Sarah Morris
A City You Navigate
Words SUBIN ANDERSON
Photography LAURA STEVENS
SUBIN ANDERSON: You had quite a busy year in 2021.
JEAN-MICHEL OTHONIEL: Yes! First, I built a new studio in Montreuil, which I started during the lockdown. The renovation of this 50,000-square-foot space allowed me to remain focused on my work even though we were all experiencing great uncertainty. Every morning, I would draw alone and work with my team in the afternoon.
Also, the Petit Palais Museum in Paris offered me an extensive exhibition, ‘The Theorem of Narcissus’ (2021). Last year was full of doubts and joy because the exhibition was a great success with more than 200,000 visitors, but I know that our access to art is still precarious, and we are all dependent on the global health situation.
SA: Art seemed to find you at a very young age. You went to a school in Saint-Etienne where students visited the museum every Wednesday afternoon.
JMO: I believe in the importance of art for children’s education. My personal experience is proof that one can discover new horizons through art, especially if it is avant-garde and ahead of its time, which was the case at the end of the 1970s in the Museum of Saint Etienne, my native city.
SA: You described the opening night of an exhibition by Robert Morris as having the most significant impact on your childhood and motivating you to be free. I am curious to know what ‘freedom’ meant to you during that moment.
JMO: Freedom meant, above all, joy and impertinence in the face of a period that was still very conservative in the French provinces. The ’70s were a time of change, notably with the social movements for equal rights for many minorities. But the freedom I perceived was also of play, where art was linked to life. In this sense, the work of Robert Morris invited us to have fun with his sculptures and be interactive. I also attended my first performances, and these actions, which I perceived as poetic, filled me with wonder as a child.
SA: Did this eventually lead you to create art?
JMO: At that time, I was only a child from a modest background dazzled by the world of art, and I drew by regularly going to art classes in the evenings—drawing was already my passion.
SA: Let’s fast forward to the years at École Nationale Supérieure d’Arts de Paris-Cergy, where you studied under Sophie Calle and Christian Boltanski. Has their teaching influenced you to use photographic material in your early practice?
JMO: I was lucky to meet this generation of artists when they were still very young and creating, each in their own way. A new approach to art highlighted “personal mythologies”–they were speaking about the world by speaking about themselves.
Photography was a medium that corresponded to this perspective on oneself and the time in the 80s because of its speed of execution. It was becoming more democratic, and [there was a new] possibility of multiplying images infinitely. But for my part, I worked on the photographic material rather than the representation. My “images,” which were unique, were inspired by the chemistry of old photographs of the 19th century.

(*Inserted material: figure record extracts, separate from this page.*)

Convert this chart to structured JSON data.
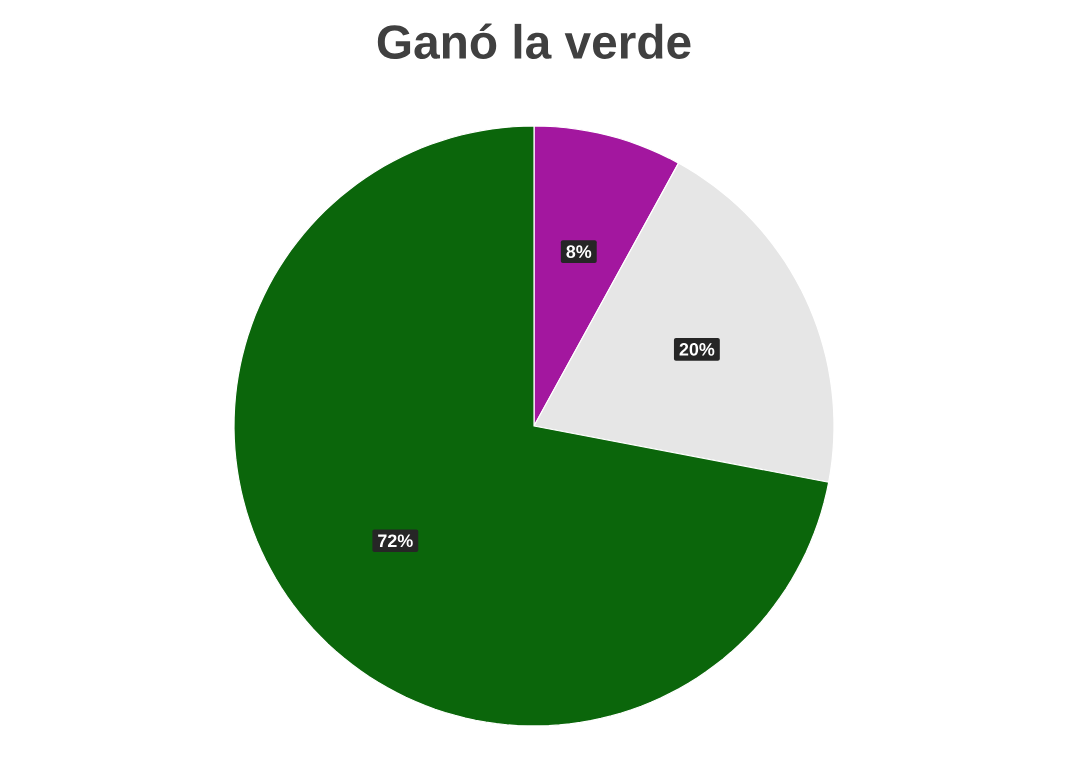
{
  "chart_data": {
    "type": "pie",
    "title": "Ganó la verde",
    "categories": [
      null,
      null,
      null
    ],
    "values": [
      8,
      20,
      72
    ],
    "colors": [
      "#a3179f",
      "#e6e6e6",
      "#0b660b"
    ],
    "value_labels": [
      "8%",
      "20%",
      "72%"
    ]
  }
}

SA: Was this the first [art]work you ever made?
JMO: These Photographic Failures’ (‘Les Insuccès Photographiques) were my first works. I was lucky enough to exhibit them in 1988 at the Musée d’art Moderne de Paris while I was still in art school; this exhibition allowed me to join a gallery and live off my work right away.
SA: Can you talk about social and academic life in the ’80s, especially the art scenes and memories you miss the most?
JMO: We were in a period where the large colored image, especially in painting, was omnipresent. There was not much room for a poetic work like mine compared to Free Figuration in France, the Transavantgarde in Italy, and the new German Expressionism. But perhaps, for this reason, I had the freedom to express my difference.
Also, I remember a feeling of celebration, joy, and liberation linked to the economic madness of the time. At the same time, a veil of sadness and fear with the appearance of AIDS in our lives. It affected us intimately with the disappearance of friends, professors, and artists—everything collapsed. But I am still nostalgic for our carefree attitude and the levity we lived despite it all.
SA: As exciting as it sounds, they were also the years of darkness.
JMO: Yes, these years marked by AIDS have conditioned our relationship to the other, to the body, to love. For this reason, my whole generation of artists deals with the body. Jan Hoet understood this very well with his great exhibition in Kassel for the ‘documenta IX’ of 1992. In this major exhibition, I expressed my intimate vision of this body in suffering that we had to live and love.
I was in residence for several months in 1991 at the new art museum in Kowloon. I presented my small sculptures in yellow sulfur in lacquered wooden cases, which represented fragments of bodies accompanied by small objects that I had found in Guangzhou, China. Hong Kong was still linked to England, and Western contemporary art was almost nonexistent. Moreover, the works I presented at that time had been made and shown in Hong Kong. It was a real adventure and the beginning of my passion for Asia.